If an infection with fungi is suspected, an additional antifungal agent (e.g. amphotericin B) must be treated accordingly.

Treatment of the underlying disease

Depending on the starting point of the infection, the treatment of the underlying disease must not be missed. This primary focus must be surgically repaired immediately, especially in the case of a cerebral abscess spread from the ear or paranasal sinus. With endocarditis , for. B. the insertion of an artificial heart valve may be necessary. Other foci of pus (e.g. infected wounds, tooth root abscess, osteomyelitis, etc.) should be surgically cleaned up if possible.

Treatment of sepsis is usually only possible in an intensive care unit .


The most common complication is the mass with increased intracranial pressure . Neurosurgical interventions may be necessary again, in particular liquor drainage or, in individual cases, a craniectomy .

Further complications are inflammation of the vessel walls (vasculitis) and cerebral infarction, both from vascular occlusion and from bleeding.
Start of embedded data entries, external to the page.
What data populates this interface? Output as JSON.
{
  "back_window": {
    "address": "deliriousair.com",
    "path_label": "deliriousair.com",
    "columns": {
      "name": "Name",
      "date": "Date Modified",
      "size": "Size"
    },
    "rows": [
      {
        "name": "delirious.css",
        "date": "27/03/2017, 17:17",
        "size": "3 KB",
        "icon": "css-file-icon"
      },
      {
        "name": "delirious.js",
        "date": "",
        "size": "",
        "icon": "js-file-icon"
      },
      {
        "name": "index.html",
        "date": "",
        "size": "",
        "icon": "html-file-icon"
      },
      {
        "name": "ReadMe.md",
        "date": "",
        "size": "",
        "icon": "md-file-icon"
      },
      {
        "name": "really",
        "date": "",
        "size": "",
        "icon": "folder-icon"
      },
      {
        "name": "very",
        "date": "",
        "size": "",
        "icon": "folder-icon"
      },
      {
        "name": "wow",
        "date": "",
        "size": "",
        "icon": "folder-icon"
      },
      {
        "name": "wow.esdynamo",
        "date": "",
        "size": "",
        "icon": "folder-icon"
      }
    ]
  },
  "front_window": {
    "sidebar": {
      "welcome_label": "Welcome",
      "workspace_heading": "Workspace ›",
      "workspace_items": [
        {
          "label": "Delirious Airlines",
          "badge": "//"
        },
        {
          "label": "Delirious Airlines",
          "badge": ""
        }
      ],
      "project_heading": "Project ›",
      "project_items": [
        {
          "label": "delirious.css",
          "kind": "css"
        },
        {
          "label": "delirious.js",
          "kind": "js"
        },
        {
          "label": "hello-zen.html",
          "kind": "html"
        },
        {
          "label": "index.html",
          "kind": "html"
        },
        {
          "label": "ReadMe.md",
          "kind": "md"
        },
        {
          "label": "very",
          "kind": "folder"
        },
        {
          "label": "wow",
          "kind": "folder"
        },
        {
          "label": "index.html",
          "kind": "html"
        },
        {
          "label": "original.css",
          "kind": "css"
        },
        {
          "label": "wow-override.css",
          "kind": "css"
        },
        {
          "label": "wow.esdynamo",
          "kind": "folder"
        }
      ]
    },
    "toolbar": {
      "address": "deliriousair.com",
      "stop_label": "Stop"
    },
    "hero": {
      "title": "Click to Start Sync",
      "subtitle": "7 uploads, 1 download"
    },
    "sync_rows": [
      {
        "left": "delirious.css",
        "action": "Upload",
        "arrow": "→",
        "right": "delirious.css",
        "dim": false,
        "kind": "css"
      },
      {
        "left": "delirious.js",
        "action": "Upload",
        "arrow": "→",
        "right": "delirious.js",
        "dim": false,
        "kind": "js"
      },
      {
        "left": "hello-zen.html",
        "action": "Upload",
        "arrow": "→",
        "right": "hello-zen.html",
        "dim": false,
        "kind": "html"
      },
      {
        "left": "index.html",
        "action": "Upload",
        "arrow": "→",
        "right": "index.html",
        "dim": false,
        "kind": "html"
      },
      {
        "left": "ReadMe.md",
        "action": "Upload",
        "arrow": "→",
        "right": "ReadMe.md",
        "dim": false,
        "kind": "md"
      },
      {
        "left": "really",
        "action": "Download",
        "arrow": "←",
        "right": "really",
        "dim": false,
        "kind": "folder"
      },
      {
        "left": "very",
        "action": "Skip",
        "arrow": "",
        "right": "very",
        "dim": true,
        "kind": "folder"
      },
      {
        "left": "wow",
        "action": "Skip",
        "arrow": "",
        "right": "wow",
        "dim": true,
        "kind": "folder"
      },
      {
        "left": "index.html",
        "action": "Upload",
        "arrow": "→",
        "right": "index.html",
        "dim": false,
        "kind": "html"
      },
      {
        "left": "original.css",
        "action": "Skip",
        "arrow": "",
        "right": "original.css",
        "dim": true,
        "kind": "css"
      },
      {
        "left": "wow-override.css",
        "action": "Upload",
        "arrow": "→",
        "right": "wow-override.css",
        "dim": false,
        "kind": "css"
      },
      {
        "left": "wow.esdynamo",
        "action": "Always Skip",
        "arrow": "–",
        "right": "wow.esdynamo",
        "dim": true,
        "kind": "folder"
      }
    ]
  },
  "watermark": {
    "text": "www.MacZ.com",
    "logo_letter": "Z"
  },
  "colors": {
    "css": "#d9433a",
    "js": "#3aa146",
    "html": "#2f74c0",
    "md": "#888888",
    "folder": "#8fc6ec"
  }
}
The further development of the patient first depends on the patient's requirements:

However, these can hardly be influenced.

Medical care is also important:

  • Availability of specializations (radiology, neurology, neurosurgery, intensive therapy)
  • Availability of diagnostics (laboratory, computed tomography, microbiology)
  • early start of consistent treatment (antibiotics and surgery)

These factors can be influenced; admission to a suitable hospital can be decisive.


Web links

Commons : Brain Abscess  - Collection of Images, Videos and Audio Files

Individual evidence

  1. Alphabetical directory for the ICD-10-WHO version 2019, volume 3. German Institute for Medical Documentation and Information (DIMDI), Cologne, 2019, pp. 221 + 554
  2. ^ Marianne Abele-Horn: Antimicrobial Therapy. Decision support for the treatment and prophylaxis of infectious diseases. With the collaboration of Werner Heinz, Hartwig Klinker, Johann Schurz and August Stich, 2nd, revised and expanded edition. Peter Wiehl, Marburg 2009, ISBN 978-3-927219-14-4 , pp. 68-72 ( brain abscess ).
  3. Marianne Abele-Horn (2009), p. 69.
  4. Marianne Abele-Horn (2009), p. 72 ( intraventricular therapy ).